Der Großvater der Kl. schloss bei der Bekl. zu 2 in den Jahren 1993 und 1998 zwei Kapitallebensversicherungen mit einer Laufzeit von 20 Jahren und einer Versicherungssumme von 100.000 DM ab. Versicherte Person war die Mutter der Kläger, die die Ehefrau eines seiner Söhne ist. Bezugsberechtigt aus der Versicherung mit der Endziffer 46 war die Kl. zu 1, auf deren 20. Geburtstag am 1.8.2013 das Ablaufdatum der Versicherung fiel. Bezugsberechtigt aus der Versicherung mit der Endziffer 71 war der Kl. zu 2; die Versicherung sollte am 1.12.2018, wenige Tage nach seinem 20. Geburtstag, ablaufen.
Der Großvater der Kl. verstarb am 17.1.2010 und wurde von seiner Ehefrau, der Bekl. zu 1, beerbt. Sie zahlte die Versicherungsprämien zunächst weiter und ließ die Verträge Anfang 2011 beitragsfrei stellen. Am 29.12.2011 reichte sie bei der Bekl. zu 2 zwei mit "Wechsel des VN" überschriebene Formulare für die beiden Versicherungsverträge ein. Darin war der Onkel der Kl. als neuer VN angegeben. Dieser sollte auch im Erlebensfall bezugsberechtigt für beide Versicherungen werden; bezugsberechtigt im Todesfall sollten dessen Kinder für jeweils eine der Versicherungen werden. Die Bekl. zu 2 übersandte dem Onkel der Kl. unter dem 10.1.2012 ausgestellte Nachträge zu den Versicherungsscheinen mit dem entsprechenden Inhalt.
Der Onkel der Kl. kündigte die Lebensversicherungsverträge am 28.6.2012. Die Bekl. zu 2 zahlte ihm für die Lebensversicherung mit der Endziffer 71 als Rückkaufswert 50.006,89 EUR und für die zwischenzeitlich abgelaufene Lebensversicherung mit der Endziffer 46 als Ablaufleistung 100.436,67 EUR aus.
Die Kl. verlangen von den Bekl.
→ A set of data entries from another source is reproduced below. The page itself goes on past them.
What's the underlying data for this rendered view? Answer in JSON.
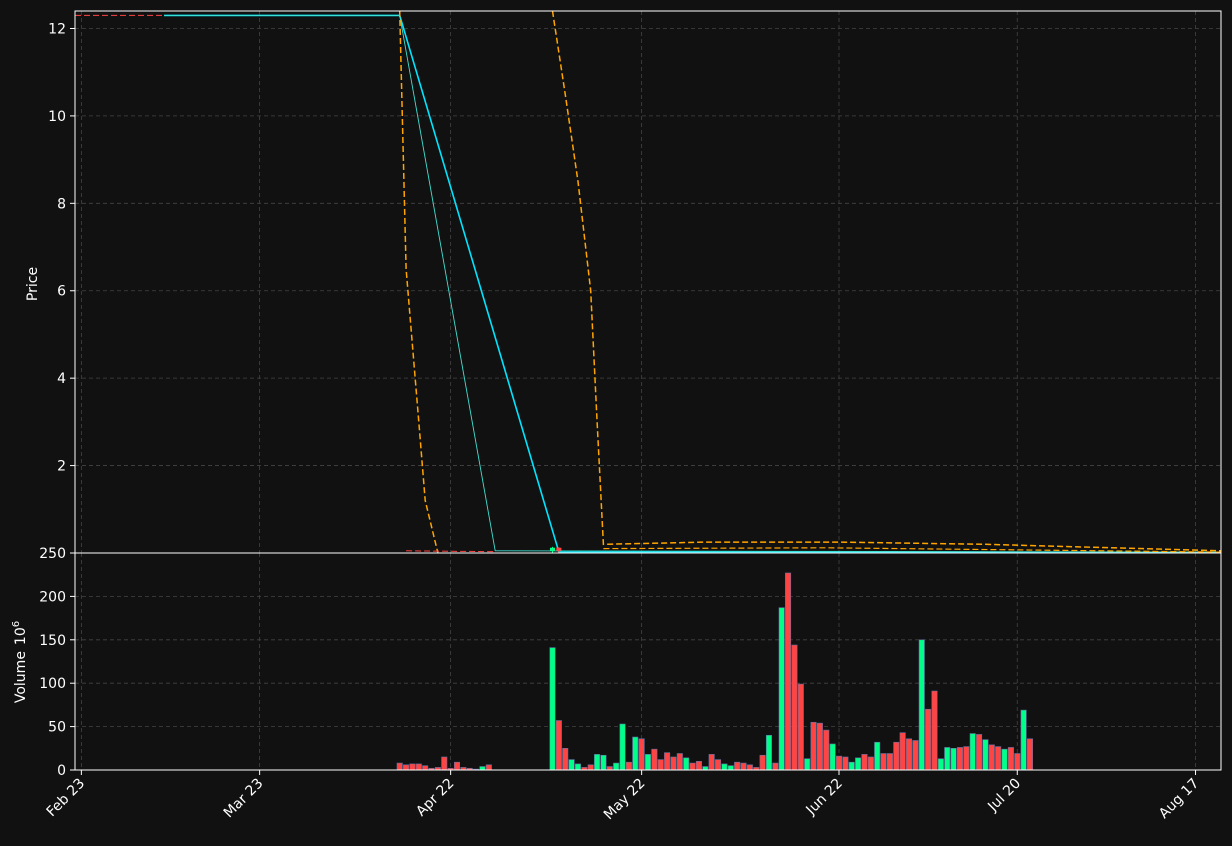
{
  "chart_data": {
    "type": "candlestick",
    "colors": {
      "background": "#111111",
      "axis": "#ffffff",
      "grid": "#444444",
      "up": "#00ff88",
      "down": "#ff4444",
      "line_cyan": "#00e5ff",
      "line_thin": "#40e0d0",
      "band_orange": "#ffa500",
      "red_dashed": "#ff4444"
    },
    "price_panel": {
      "ylabel": "Price",
      "yticks": [
        2,
        4,
        6,
        8,
        10,
        12
      ],
      "ylim": [
        0,
        12.4
      ],
      "grid": true
    },
    "volume_panel": {
      "ylabel": "Volume",
      "ylabel_exponent": "10",
      "ylabel_power": "6",
      "yticks": [
        0,
        50,
        100,
        150,
        200,
        250
      ],
      "ylim": [
        0,
        250
      ],
      "grid": true
    },
    "x_axis": {
      "range": [
        "2023-02-22",
        "2023-08-21"
      ],
      "ticks": [
        {
          "date": "2023-02-23",
          "label": "Feb 23"
        },
        {
          "date": "2023-03-23",
          "label": "Mar 23"
        },
        {
          "date": "2023-04-22",
          "label": "Apr 22"
        },
        {
          "date": "2023-05-22",
          "label": "May 22"
        },
        {
          "date": "2023-06-22",
          "label": "Jun 22"
        },
        {
          "date": "2023-07-20",
          "label": "Jul 20"
        },
        {
          "date": "2023-08-17",
          "label": "Aug 17"
        }
      ]
    },
    "lines": [
      {
        "style": "solid",
        "color_key": "line_cyan",
        "width": 1.6,
        "points": [
          [
            "2023-03-08",
            12.3
          ],
          [
            "2023-04-14",
            12.3
          ],
          [
            "2023-05-09",
            0.02
          ],
          [
            "2023-08-21",
            0.01
          ]
        ]
      },
      {
        "style": "solid",
        "color_key": "line_thin",
        "width": 0.9,
        "points": [
          [
            "2023-03-08",
            12.3
          ],
          [
            "2023-04-14",
            12.3
          ],
          [
            "2023-04-29",
            0.05
          ],
          [
            "2023-08-21",
            0.02
          ]
        ]
      },
      {
        "style": "dashed",
        "color_key": "band_orange",
        "width": 1.5,
        "points": [
          [
            "2023-04-14",
            12.4
          ],
          [
            "2023-04-15",
            6.5
          ],
          [
            "2023-04-17",
            3.0
          ],
          [
            "2023-04-18",
            1.2
          ],
          [
            "2023-04-20",
            0.0
          ]
        ]
      },
      {
        "style": "dashed",
        "color_key": "band_orange",
        "width": 1.5,
        "points": [
          [
            "2023-05-08",
            12.4
          ],
          [
            "2023-05-10",
            10.5
          ],
          [
            "2023-05-12",
            8.5
          ],
          [
            "2023-05-14",
            6.0
          ],
          [
            "2023-05-15",
            3.0
          ],
          [
            "2023-05-16",
            0.2
          ],
          [
            "2023-05-23",
            0.22
          ],
          [
            "2023-06-01",
            0.25
          ],
          [
            "2023-06-22",
            0.25
          ],
          [
            "2023-07-15",
            0.2
          ],
          [
            "2023-08-21",
            0.05
          ]
        ]
      },
      {
        "style": "dashed",
        "color_key": "band_orange",
        "width": 1.2,
        "points": [
          [
            "2023-05-16",
            0.1
          ],
          [
            "2023-06-20",
            0.12
          ],
          [
            "2023-08-21",
            0.02
          ]
        ]
      },
      {
        "style": "dashed",
        "color_key": "red_dashed",
        "width": 1.0,
        "points": [
          [
            "2023-02-22",
            12.3
          ],
          [
            "2023-03-08",
            12.3
          ]
        ]
      },
      {
        "style": "dashed",
        "color_key": "red_dashed",
        "width": 1.0,
        "points": [
          [
            "2023-04-15",
            0.05
          ],
          [
            "2023-04-29",
            0.03
          ]
        ]
      }
    ],
    "candles": [
      {
        "date": "2023-05-08",
        "open": 0.05,
        "close": 0.12,
        "high": 0.14,
        "low": 0.0
      },
      {
        "date": "2023-05-09",
        "open": 0.12,
        "close": 0.05,
        "high": 0.13,
        "low": 0.0
      }
    ],
    "volume": [
      {
        "date": "2023-04-14",
        "value": 8,
        "dir": "down"
      },
      {
        "date": "2023-04-15",
        "value": 6,
        "dir": "down"
      },
      {
        "date": "2023-04-16",
        "value": 7,
        "dir": "down"
      },
      {
        "date": "2023-04-17",
        "value": 7,
        "dir": "down"
      },
      {
        "date": "2023-04-18",
        "value": 5,
        "dir": "down"
      },
      {
        "date": "2023-04-19",
        "value": 2,
        "dir": "down"
      },
      {
        "date": "2023-04-20",
        "value": 3,
        "dir": "down"
      },
      {
        "date": "2023-04-21",
        "value": 15,
        "dir": "down"
      },
      {
        "date": "2023-04-22",
        "value": 2,
        "dir": "down"
      },
      {
        "date": "2023-04-23",
        "value": 9,
        "dir": "down"
      },
      {
        "date": "2023-04-24",
        "value": 3,
        "dir": "down"
      },
      {
        "date": "2023-04-25",
        "value": 2,
        "dir": "down"
      },
      {
        "date": "2023-04-26",
        "value": 1,
        "dir": "down"
      },
      {
        "date": "2023-04-27",
        "value": 4,
        "dir": "up"
      },
      {
        "date": "2023-04-28",
        "value": 6,
        "dir": "down"
      },
      {
        "date": "2023-05-08",
        "value": 141,
        "dir": "up"
      },
      {
        "date": "2023-05-09",
        "value": 57,
        "dir": "down"
      },
      {
        "date": "2023-05-10",
        "value": 25,
        "dir": "down"
      },
      {
        "date": "2023-05-11",
        "value": 12,
        "dir": "up"
      },
      {
        "date": "2023-05-12",
        "value": 7,
        "dir": "up"
      },
      {
        "date": "2023-05-13",
        "value": 3,
        "dir": "down"
      },
      {
        "date": "2023-05-14",
        "value": 6,
        "dir": "down"
      },
      {
        "date": "2023-05-15",
        "value": 18,
        "dir": "up"
      },
      {
        "date": "2023-05-16",
        "value": 17,
        "dir": "up"
      },
      {
        "date": "2023-05-17",
        "value": 4,
        "dir": "down"
      },
      {
        "date": "2023-05-18",
        "value": 8,
        "dir": "up"
      },
      {
        "date": "2023-05-19",
        "value": 53,
        "dir": "up"
      },
      {
        "date": "2023-05-20",
        "value": 9,
        "dir": "down"
      },
      {
        "date": "2023-05-21",
        "value": 38,
        "dir": "up"
      },
      {
        "date": "2023-05-22",
        "value": 36,
        "dir": "down"
      },
      {
        "date": "2023-05-23",
        "value": 18,
        "dir": "up"
      },
      {
        "date": "2023-05-24",
        "value": 24,
        "dir": "down"
      },
      {
        "date": "2023-05-25",
        "value": 12,
        "dir": "down"
      },
      {
        "date": "2023-05-26",
        "value": 20,
        "dir": "down"
      },
      {
        "date": "2023-05-27",
        "value": 15,
        "dir": "down"
      },
      {
        "date": "2023-05-28",
        "value": 19,
        "dir": "down"
      },
      {
        "date": "2023-05-29",
        "value": 14,
        "dir": "up"
      },
      {
        "date": "2023-05-30",
        "value": 8,
        "dir": "down"
      },
      {
        "date": "2023-05-31",
        "value": 10,
        "dir": "down"
      },
      {
        "date": "2023-06-01",
        "value": 4,
        "dir": "up"
      },
      {
        "date": "2023-06-02",
        "value": 18,
        "dir": "down"
      },
      {
        "date": "2023-06-03",
        "value": 12,
        "dir": "down"
      },
      {
        "date": "2023-06-04",
        "value": 7,
        "dir": "up"
      },
      {
        "date": "2023-06-05",
        "value": 5,
        "dir": "up"
      },
      {
        "date": "2023-06-06",
        "value": 9,
        "dir": "down"
      },
      {
        "date": "2023-06-07",
        "value": 8,
        "dir": "down"
      },
      {
        "date": "2023-06-08",
        "value": 6,
        "dir": "down"
      },
      {
        "date": "2023-06-09",
        "value": 3,
        "dir": "down"
      },
      {
        "date": "2023-06-10",
        "value": 17,
        "dir": "down"
      },
      {
        "date": "2023-06-11",
        "value": 40,
        "dir": "up"
      },
      {
        "date": "2023-06-12",
        "value": 8,
        "dir": "down"
      },
      {
        "date": "2023-06-13",
        "value": 187,
        "dir": "up"
      },
      {
        "date": "2023-06-14",
        "value": 227,
        "dir": "down"
      },
      {
        "date": "2023-06-15",
        "value": 144,
        "dir": "down"
      },
      {
        "date": "2023-06-16",
        "value": 99,
        "dir": "down"
      },
      {
        "date": "2023-06-17",
        "value": 13,
        "dir": "up"
      },
      {
        "date": "2023-06-18",
        "value": 55,
        "dir": "down"
      },
      {
        "date": "2023-06-19",
        "value": 54,
        "dir": "down"
      },
      {
        "date": "2023-06-20",
        "value": 46,
        "dir": "down"
      },
      {
        "date": "2023-06-21",
        "value": 30,
        "dir": "up"
      },
      {
        "date": "2023-06-22",
        "value": 16,
        "dir": "down"
      },
      {
        "date": "2023-06-23",
        "value": 15,
        "dir": "down"
      },
      {
        "date": "2023-06-24",
        "value": 9,
        "dir": "up"
      },
      {
        "date": "2023-06-25",
        "value": 14,
        "dir": "up"
      },
      {
        "date": "2023-06-26",
        "value": 18,
        "dir": "down"
      },
      {
        "date": "2023-06-27",
        "value": 15,
        "dir": "down"
      },
      {
        "date": "2023-06-28",
        "value": 32,
        "dir": "up"
      },
      {
        "date": "2023-06-29",
        "value": 19,
        "dir": "down"
      },
      {
        "date": "2023-06-30",
        "value": 19,
        "dir": "down"
      },
      {
        "date": "2023-07-01",
        "value": 32,
        "dir": "down"
      },
      {
        "date": "2023-07-02",
        "value": 43,
        "dir": "down"
      },
      {
        "date": "2023-07-03",
        "value": 36,
        "dir": "down"
      },
      {
        "date": "2023-07-04",
        "value": 34,
        "dir": "down"
      },
      {
        "date": "2023-07-05",
        "value": 150,
        "dir": "up"
      },
      {
        "date": "2023-07-06",
        "value": 70,
        "dir": "down"
      },
      {
        "date": "2023-07-07",
        "value": 91,
        "dir": "down"
      },
      {
        "date": "2023-07-08",
        "value": 13,
        "dir": "up"
      },
      {
        "date": "2023-07-09",
        "value": 26,
        "dir": "up"
      },
      {
        "date": "2023-07-10",
        "value": 25,
        "dir": "up"
      },
      {
        "date": "2023-07-11",
        "value": 26,
        "dir": "down"
      },
      {
        "date": "2023-07-12",
        "value": 27,
        "dir": "down"
      },
      {
        "date": "2023-07-13",
        "value": 42,
        "dir": "up"
      },
      {
        "date": "2023-07-14",
        "value": 41,
        "dir": "down"
      },
      {
        "date": "2023-07-15",
        "value": 35,
        "dir": "up"
      },
      {
        "date": "2023-07-16",
        "value": 29,
        "dir": "down"
      },
      {
        "date": "2023-07-17",
        "value": 27,
        "dir": "down"
      },
      {
        "date": "2023-07-18",
        "value": 24,
        "dir": "up"
      },
      {
        "date": "2023-07-19",
        "value": 26,
        "dir": "down"
      },
      {
        "date": "2023-07-20",
        "value": 19,
        "dir": "down"
      },
      {
        "date": "2023-07-21",
        "value": 69,
        "dir": "up"
      },
      {
        "date": "2023-07-22",
        "value": 36,
        "dir": "down"
      }
    ]
  }
}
Zahlung in Höhe der nach ihrer Berechnung geschuldeten Ablaufleistung als Versicherungsleistung oder Schadensersatz; der Kl. zu 2, der eine Zahlung erst zum künftigen Ablaufdatum der Versicherung mit der Endziffer 71 geltend macht, fordert bis dahin Hinterlegung des Urteilsbetrages auf einem Treuhandkonto für den Fall, dass seine Klage nur gegen die Bekl. zu 1 begründet sein sollte. Außerdem begehrt der Kl. zu 2 die Feststellung, dass die Mutter der Kl. VN der Lebensversicherung mit der Endziffer 71 sei und der Vertrag ungekündigt fortbestehe.
2 Aus den Gründen:
"… 1. Zu Unrecht hat das BG die Feststellungsklage des Kl. zu 2 in vollem Umfang als zulässig behandelt. (…) Die Feststellungsklage des Kl. zu 2 ist nur teilweise zulässig."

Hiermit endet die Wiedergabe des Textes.